Some (possibly) useful simplications:

I thought it might be helpful to write $P(j,s)$ as \begin{equation*} P(j,s) = \frac{(1-s^{l_{0}(j)})}{s^{j(j-1)}}\sum_{l=1}^{l_{0}(j)}(-1)^{l}(1 - s^{l})s^{l(l+3)/2 - (j+1)l + j(j-1)/2} \prod_{k=l+1}^{l_{0}(j)-1}(1-s^{k})^{2}. \end{equation*} The benefit of this is that \begin{equation*} g(l) := l(l+3)/2 - (j+1)l + j(j-1)/2 = \frac{l^{2}}{2} - (j-\frac{1}{2})l + j(j-1)/2 \end{equation*} is a quadratic in $l$ whose minimum over $l \in \mathbb{Z}$ is $0$, which occurs at $l = j, j-1$. Simply observe that \begin{align*} g(j) & = \frac{j^{2}}{2} - j^{2} + j/2 + j(j-1)/2 = 0\\ g(j-1) & = \frac{(j-1)^{2}}{2} - (j-\frac{1}{2})(j-1) + j(j-1)/2\\ & = \frac{j^{2} - 2j + 1}{2} - j^{2} + j + \frac{j}{2} - \frac{1}{2} + \frac{j^{2}}{2} - \frac{j}{2}\\ & = 0. \end{align*}

So at this point one just has to show that \begin{equation} Q(j,s) = \sum_{l=1}^{l_{0}(j)}(-1)^{l}(1 - s^{l})s^{l(l+3)/2 - (j+1)l + j(j-1)/2} \prod_{k=l+1}^{l_{0}(j)-1}(1-s^{k})^{2} \end{equation} is divisible by $s^{j(j-1)}$, which is always a positive power of $s$ for integer $j$. One possible way to do this might be to show that $Q$ and its derivatives with respect to $s$ up to order $j(j-1) - 1$ are zero at $s = 0$. However, I'm not sure how to proceed with that yet.

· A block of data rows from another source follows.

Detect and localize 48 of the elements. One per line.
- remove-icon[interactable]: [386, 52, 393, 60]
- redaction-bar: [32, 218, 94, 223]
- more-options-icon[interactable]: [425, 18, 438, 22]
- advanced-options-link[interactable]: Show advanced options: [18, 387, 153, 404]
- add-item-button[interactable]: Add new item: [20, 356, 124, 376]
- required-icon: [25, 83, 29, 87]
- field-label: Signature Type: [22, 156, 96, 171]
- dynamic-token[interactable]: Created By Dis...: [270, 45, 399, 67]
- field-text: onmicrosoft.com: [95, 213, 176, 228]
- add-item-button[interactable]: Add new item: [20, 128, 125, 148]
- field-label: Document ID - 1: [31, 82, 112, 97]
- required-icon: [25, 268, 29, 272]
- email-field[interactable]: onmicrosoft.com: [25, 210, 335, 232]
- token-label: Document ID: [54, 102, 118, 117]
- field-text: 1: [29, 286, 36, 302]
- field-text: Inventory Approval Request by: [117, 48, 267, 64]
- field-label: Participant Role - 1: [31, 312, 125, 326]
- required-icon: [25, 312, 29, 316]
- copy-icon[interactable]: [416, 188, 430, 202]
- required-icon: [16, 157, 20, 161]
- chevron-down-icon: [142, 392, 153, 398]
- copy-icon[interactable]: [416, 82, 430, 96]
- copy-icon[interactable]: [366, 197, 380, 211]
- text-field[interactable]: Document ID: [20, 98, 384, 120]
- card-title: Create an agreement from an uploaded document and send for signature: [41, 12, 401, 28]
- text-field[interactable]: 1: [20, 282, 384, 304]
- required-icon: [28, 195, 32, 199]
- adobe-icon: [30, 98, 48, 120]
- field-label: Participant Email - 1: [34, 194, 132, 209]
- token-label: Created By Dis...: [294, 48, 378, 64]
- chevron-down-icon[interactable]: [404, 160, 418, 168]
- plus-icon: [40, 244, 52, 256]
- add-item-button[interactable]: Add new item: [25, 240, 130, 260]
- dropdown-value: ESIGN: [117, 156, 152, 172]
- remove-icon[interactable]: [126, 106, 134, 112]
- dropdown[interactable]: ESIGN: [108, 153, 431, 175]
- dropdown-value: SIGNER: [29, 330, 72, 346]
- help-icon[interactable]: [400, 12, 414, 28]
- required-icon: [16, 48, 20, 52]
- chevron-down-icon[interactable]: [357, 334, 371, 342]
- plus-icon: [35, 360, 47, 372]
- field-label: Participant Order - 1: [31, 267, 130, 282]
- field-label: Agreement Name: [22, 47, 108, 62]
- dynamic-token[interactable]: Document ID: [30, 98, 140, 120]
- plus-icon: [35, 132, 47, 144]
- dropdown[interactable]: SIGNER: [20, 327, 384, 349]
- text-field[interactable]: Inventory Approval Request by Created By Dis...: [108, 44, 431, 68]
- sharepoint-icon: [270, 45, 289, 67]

Finally, I haven't verified it yet, but it seems that $l_{0}(j) = \lfloor ( 1+ \sqrt{2})j - \frac{1 + \sqrt{2}}{2} \rfloor$. I experimentally verified it for $1 \leq j \leq 1000000$ at least, but will have to do some floor manipulation to prove it if it is indeed true.